In other words, the chief crisis of education sector is the crisis of under-funding, however compounded by characteristic misappropriation of even the little available resources by the administrators at all levels and stages in the sector and the absence of genuine democratic management. Every available fact shows that the country is fabulously rich to the extent of even being able to sustain free and functional education at all levels without tears. What accounts for the refusal of the government to commit adequate resources to education like every other social service is its total submission to the letters and spirits of the capitalist neo-liberal philosophy. Therefore, as experience has shown, whatever gain we are able to achieve in the struggle against any form and instance of attack on education can only be momentary in as much the foundation of the crisis, capitalist system is preserved. Thus, our struggle for improvement in education sector must always be linked to the overall struggle against capitalism and for a democratic socialist society with the public ownership of the commanding heights of the economy with democratic management and control of the resources and society by the working people.




Unconditional reinstatement of Peter Olowokandi, Taiwo Hassan and all other politically victimized student activists and end to the culture of victimisation.


The immediate payment of the two-month salaries of the academic staff and that of other staff unions withheld in the same circumstance.

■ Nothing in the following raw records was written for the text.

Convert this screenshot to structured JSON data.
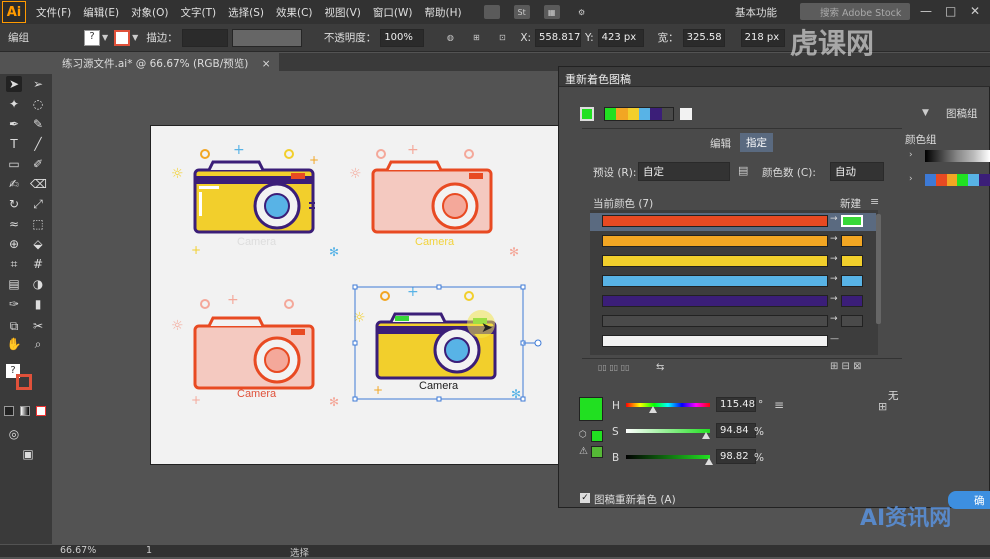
{
  "app": {
    "logo": "Ai"
  },
  "menu": [
    "文件(F)",
    "编辑(E)",
    "对象(O)",
    "文字(T)",
    "选择(S)",
    "效果(C)",
    "视图(V)",
    "窗口(W)",
    "帮助(H)"
  ],
  "menubar": {
    "st_icon": "St",
    "workspace": "基本功能",
    "search_placeholder": "搜索 Adobe Stock"
  },
  "control": {
    "selection_label": "编组",
    "stroke_label": "描边：",
    "opacity_label": "不透明度：",
    "opacity_value": "100%",
    "x_label": "X:",
    "x_value": "558.817",
    "y_label": "Y:",
    "y_value": "423 px",
    "w_label": "宽：",
    "w_value": "325.58",
    "h_value": "218 px"
  },
  "document": {
    "tab_label": "练习源文件.ai* @ 66.67% (RGB/预览)",
    "close": "×"
  },
  "artboard": {
    "cameras": [
      {
        "label": "Camera",
        "label_color": "#222222"
      },
      {
        "label": "Camera",
        "label_color": "#f2d33c"
      },
      {
        "label": "Camera",
        "label_color": "#e0513a"
      },
      {
        "label": "Camera",
        "label_color": "#222222"
      }
    ]
  },
  "status": {
    "zoom": "66.67%",
    "page": "1",
    "tool": "选择"
  },
  "dialog": {
    "title": "重新着色图稿",
    "group_dropdown": "图稿组",
    "tabs": {
      "edit": "编辑",
      "assign": "指定"
    },
    "preset_label": "预设 (R):",
    "preset_value": "自定",
    "colors_label": "颜色数 (C):",
    "colors_value": "自动",
    "current_label": "当前颜色 (7)",
    "new_label": "新建",
    "color_groups_label": "颜色组",
    "none_label": "无",
    "current_colors": [
      "#e84a22",
      "#f2a623",
      "#f2cf2c",
      "#58b3e6",
      "#3b1e78",
      "#4a4a4a",
      "#f2f2f2"
    ],
    "new_colors": [
      "#38d838",
      "#f2a623",
      "#f2cf2c",
      "#58b3e6",
      "#3b1e78",
      "#4a4a4a"
    ],
    "hsb": {
      "h_label": "H",
      "h_value": "115.48",
      "h_unit": "°",
      "h": 115.48,
      "s_label": "S",
      "s_value": "94.84",
      "s_unit": "%",
      "s": 94.84,
      "b_label": "B",
      "b_value": "98.82",
      "b_unit": "%",
      "b": 98.82
    },
    "recolor_checkbox_label": "图稿重新着色 (A)",
    "ok_label": "确"
  },
  "watermarks": {
    "top": "虎课网",
    "bottom": "AI资讯网"
  },
  "colors": {
    "accent": "#21e021",
    "selection": "#3d7ad6"
  }
}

The Immediate release of the withheld semester exam results.


Qualitative improvement in the living and studying conditions on the campus.


Apology and heavy compensation to the family of the slain student, Rasheed Laketu, by the University authorities and the Nigerian Police


Never again should policemen be invited into the campus in response to unarmed student and staff agitations, protest/demonstrations. No Police Post on campus!


The university's security committee must be dissolved immediately and re-composed to include representatives of students and other segments of the university community.


Democratic management of the resources and affairs of the institutions of higher learning with the inclusion of the elected representatives of students, teaching and non-teaching staffs in all decision making bodies from committees to the Governing Council.


Adequate commitment of the collectively owned wealth of the society to the funding of public education.


No to privatisation of student hostels.